Her mother didn’t let her walk on the highway alone. The road ahead of her stretched long, with a hill between her and the corner. Her stomach growled again. If there was a cookie waiting at home, she’d have a lot longer to wait for it. She stared regretfully at the bare branches of the apple trees that reached up into the crisp blue sky. There had been no apples there for weeks. The grounders had long ago turned sweet and pungent and mushy. She could really use an apple right now. Just imagining them made her jaw ache and the saliva begin to run.

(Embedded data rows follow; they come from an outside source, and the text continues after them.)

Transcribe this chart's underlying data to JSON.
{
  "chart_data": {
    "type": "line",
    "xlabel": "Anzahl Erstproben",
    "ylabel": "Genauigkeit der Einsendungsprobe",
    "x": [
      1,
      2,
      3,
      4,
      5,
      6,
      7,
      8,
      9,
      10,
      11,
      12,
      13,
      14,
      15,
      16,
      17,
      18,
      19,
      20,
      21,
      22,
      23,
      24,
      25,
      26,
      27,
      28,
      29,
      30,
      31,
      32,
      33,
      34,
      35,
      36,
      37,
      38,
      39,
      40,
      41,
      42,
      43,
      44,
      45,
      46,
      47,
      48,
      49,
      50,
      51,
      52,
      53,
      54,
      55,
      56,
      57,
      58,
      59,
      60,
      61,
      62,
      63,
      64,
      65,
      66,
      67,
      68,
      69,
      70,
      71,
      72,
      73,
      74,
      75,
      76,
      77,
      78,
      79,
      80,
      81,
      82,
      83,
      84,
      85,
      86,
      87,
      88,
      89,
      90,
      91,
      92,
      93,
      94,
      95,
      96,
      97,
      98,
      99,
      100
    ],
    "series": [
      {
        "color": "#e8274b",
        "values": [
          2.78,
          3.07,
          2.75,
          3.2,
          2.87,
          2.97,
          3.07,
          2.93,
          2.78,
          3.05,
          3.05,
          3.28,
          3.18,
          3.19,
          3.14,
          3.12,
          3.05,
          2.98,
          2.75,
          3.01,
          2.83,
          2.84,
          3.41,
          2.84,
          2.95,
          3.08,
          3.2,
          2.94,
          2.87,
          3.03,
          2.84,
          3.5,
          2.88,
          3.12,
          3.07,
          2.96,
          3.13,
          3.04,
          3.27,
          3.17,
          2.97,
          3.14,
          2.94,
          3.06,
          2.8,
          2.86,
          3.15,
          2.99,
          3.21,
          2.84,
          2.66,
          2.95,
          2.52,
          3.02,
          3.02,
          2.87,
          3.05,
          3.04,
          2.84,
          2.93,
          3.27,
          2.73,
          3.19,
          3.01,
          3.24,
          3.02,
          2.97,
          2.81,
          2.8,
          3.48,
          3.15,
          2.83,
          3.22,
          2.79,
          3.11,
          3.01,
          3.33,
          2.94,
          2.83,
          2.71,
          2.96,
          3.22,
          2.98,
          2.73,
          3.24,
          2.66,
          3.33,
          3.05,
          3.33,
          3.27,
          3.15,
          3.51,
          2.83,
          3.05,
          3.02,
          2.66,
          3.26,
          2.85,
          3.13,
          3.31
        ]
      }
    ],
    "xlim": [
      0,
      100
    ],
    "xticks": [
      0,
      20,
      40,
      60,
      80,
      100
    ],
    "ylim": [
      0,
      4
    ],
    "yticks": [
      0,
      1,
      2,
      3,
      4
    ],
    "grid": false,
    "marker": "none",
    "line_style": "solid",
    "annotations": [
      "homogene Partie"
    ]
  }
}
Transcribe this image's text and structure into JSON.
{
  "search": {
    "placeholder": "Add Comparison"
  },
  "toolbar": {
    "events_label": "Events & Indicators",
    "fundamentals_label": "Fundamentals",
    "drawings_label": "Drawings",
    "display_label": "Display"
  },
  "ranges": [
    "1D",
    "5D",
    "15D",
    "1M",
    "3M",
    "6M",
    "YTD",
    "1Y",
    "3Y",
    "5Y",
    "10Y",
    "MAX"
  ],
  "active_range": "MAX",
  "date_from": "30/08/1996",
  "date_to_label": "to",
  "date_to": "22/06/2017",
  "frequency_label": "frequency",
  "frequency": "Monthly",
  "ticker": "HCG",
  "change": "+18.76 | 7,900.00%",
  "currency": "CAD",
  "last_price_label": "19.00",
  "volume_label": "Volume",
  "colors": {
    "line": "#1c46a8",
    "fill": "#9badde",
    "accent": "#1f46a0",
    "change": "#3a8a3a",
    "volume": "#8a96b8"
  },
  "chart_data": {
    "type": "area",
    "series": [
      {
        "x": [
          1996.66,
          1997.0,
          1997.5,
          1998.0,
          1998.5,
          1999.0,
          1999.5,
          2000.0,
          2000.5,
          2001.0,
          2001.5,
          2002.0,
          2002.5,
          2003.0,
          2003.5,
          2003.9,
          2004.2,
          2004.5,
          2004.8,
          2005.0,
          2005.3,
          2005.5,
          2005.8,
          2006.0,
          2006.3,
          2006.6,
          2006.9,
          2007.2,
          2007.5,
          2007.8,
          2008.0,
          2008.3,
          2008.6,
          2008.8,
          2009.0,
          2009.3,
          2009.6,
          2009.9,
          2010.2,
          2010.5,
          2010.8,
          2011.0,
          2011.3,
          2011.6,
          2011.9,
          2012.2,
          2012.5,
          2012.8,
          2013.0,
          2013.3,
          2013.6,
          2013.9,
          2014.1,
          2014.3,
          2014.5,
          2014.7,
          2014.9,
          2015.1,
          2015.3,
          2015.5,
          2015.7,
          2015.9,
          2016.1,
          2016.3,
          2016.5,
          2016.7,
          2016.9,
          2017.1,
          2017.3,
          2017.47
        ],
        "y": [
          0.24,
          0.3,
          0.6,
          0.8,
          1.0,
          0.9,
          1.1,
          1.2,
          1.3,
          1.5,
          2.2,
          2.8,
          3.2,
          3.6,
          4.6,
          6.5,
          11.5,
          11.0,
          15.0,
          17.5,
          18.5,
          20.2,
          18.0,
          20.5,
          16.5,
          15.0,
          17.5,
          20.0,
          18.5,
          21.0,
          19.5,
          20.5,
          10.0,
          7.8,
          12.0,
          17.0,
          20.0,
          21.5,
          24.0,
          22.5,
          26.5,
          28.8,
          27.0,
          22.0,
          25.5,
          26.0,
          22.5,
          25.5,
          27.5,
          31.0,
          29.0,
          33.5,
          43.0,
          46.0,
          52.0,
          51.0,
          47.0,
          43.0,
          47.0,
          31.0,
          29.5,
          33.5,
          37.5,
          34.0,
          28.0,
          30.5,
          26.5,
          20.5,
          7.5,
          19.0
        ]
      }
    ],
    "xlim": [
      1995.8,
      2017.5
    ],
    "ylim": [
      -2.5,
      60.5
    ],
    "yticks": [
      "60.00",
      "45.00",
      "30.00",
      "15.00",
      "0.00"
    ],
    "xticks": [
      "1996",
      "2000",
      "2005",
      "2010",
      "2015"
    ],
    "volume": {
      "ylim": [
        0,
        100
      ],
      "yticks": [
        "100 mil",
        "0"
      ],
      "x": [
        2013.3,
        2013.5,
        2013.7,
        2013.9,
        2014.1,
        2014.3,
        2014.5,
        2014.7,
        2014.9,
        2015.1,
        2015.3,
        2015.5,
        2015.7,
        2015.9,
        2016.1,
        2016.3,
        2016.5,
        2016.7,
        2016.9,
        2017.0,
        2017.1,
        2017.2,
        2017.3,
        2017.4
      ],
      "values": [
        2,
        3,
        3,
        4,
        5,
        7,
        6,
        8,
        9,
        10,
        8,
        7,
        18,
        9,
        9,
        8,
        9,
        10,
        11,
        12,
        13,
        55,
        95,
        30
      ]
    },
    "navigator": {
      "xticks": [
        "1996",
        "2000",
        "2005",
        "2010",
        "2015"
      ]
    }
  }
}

Down the long, grassy trail between the trees, she could almost see their trailer from here. Through the break in the fence, curve left down the main trailer park road and left again to their row of homes. So close—
She turned resolutely and took a step down the long road to the highway.
Five minutes later, the silence of her journey was broken by a whining sound. Louder and louder it screamed until a flash and a tremendous bang and then an explosion shatters the silent afternoon.
She stood on the road and stared at the spot where already flames licked angrily at the sky. The apple orchard. Right about where she would have been if—“
“Don’t go through the orchard,” she murmured.